Chodzi trawnik między przychodnią, a blokami przy ul. Szymanowskiego i Różyckiego w Jeleniej Górze. Zdaniem mieszkańców to odpady komunalne rozrzucone przez wiatr z okolicznych kontenerów.
- Na placu leżą kartony po mleku, butelki po napojach i alkoholu, worki foliowe, opakowania po jajkach, papiery po maśle i inne śmieci – wymieniają mieszkańcy. – Nikt nie sprzątał tego od miesięcy, a my nie możemy już na to patrzeć. Zgłaszaliśmy to, ale usłyszeliśmy, że Miasto ogłosiło przetarg na koszenie trawy na tym terenie, a nie na sprzątanie. Jeśli nikt o tym nie pomyślał, to pytamy kto ma się tym teraz zająć? – dodają mieszkańcy.

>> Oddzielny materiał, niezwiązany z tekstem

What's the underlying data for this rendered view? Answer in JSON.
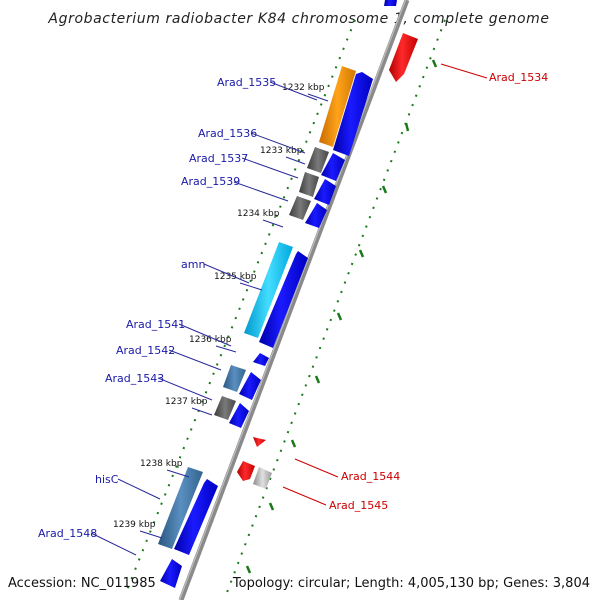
{
  "title": "Agrobacterium radiobacter K84 chromosome 1, complete genome",
  "footer": {
    "accession": "Accession: NC_011985",
    "summary": "Topology: circular; Length: 4,005,130 bp; Genes: 3,804"
  },
  "kbp_ticks": [
    "1232 kbp",
    "1233 kbp",
    "1234 kbp",
    "1235 kbp",
    "1236 kbp",
    "1237 kbp",
    "1238 kbp",
    "1239 kbp"
  ],
  "gene_labels": {
    "left": [
      "Arad_1535",
      "Arad_1536",
      "Arad_1537",
      "Arad_1539",
      "amn",
      "Arad_1541",
      "Arad_1542",
      "Arad_1543",
      "hisC",
      "Arad_1548"
    ],
    "right": [
      "Arad_1534",
      "Arad_1544",
      "Arad_1545"
    ]
  },
  "colors": {
    "forward_strand": "#0000ee",
    "reverse_strand": "#ee0000",
    "backbone": "#888888",
    "tick_green": "#1a7a1a",
    "label_blue": "#1a1aaa",
    "label_red": "#cc0000",
    "cog_orange": "#ff9900",
    "cog_grey": "#666666",
    "cog_cyan": "#22ccee",
    "cog_steel": "#4477aa",
    "cog_lightgrey": "#bbbbbb"
  }
}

Justyna Kaczor z Wydziału Gospodarki Komunalnej i Ochrony Środowiska zapewniała, że o nieporządku w tym miejscu słyszy po raz pierwszy. Potwierdza, że przetarg obejmował tylko koszenie trawnika, ale: - Sprzątanie takich terenów zlecamy w ramach tak zwanej likwidacji dzikich wysypisk – mówi. – W piątek przekaże zlecenie firmie wyłonionej w przetargu do tego zadania i dopiszę również posprzątanie wskazanego placu – zapewnia Justyna Kaczor.